After the Mexican Grand Prix Max Verstappen expressed confusion over the purpose of the pit-lane obstruction probe and asked for an alternative course of action.
According to the Dutchman, the pits are the only secure area to pull ahead of other cars while still adhering to the maximum lap time delta, which stretches from Safety Car line 2 to 1.
“I think it’s all imperfect at the moment, so we need to come up probably with something else, but it’s hard,” the triple world champion said. “Just the thing I don’t understand is like everyone is trying to make a gap now in the pit lane, which is the only place where we can do so.
“So I don’t really understand how you can be impeding someone. I think we have to be a little bit more lenient with that, knowing that it’s a safe environment.

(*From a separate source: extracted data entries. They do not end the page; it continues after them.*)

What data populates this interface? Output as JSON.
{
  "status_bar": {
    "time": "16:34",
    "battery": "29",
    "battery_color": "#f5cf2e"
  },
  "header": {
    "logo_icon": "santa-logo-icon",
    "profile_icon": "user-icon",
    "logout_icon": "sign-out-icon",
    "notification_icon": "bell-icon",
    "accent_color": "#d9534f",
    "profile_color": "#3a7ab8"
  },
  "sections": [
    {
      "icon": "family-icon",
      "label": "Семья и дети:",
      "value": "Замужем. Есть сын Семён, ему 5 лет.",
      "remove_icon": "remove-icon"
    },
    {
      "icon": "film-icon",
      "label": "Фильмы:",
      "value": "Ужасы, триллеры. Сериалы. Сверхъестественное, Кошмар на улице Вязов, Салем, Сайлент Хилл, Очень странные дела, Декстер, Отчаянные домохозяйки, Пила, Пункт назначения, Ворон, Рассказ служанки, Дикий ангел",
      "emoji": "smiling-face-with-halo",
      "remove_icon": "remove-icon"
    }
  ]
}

“I mean, we’re driving really slow, it’s the only place where we can make a gap because, I mean, we drive out of the box and of course we are in the beginning of the pit lane, we don’t know of course what other people are doing.
“So you are constantly of course then trying to judge the gap. You don’t want to start a lap within three, four seconds of someone, because that’s really bad for following.
“But then on the other end, if we wouldn’t have had this kind of minimum lap time, then maybe you have some impeding into the last sector again.
“So it’s quite tough I guess to find a good compromise.”
Drivers will now need to figure out an alternative method of opening gaps to a car ahead without exceeding the allotted time as a result of Wittich’s rule change.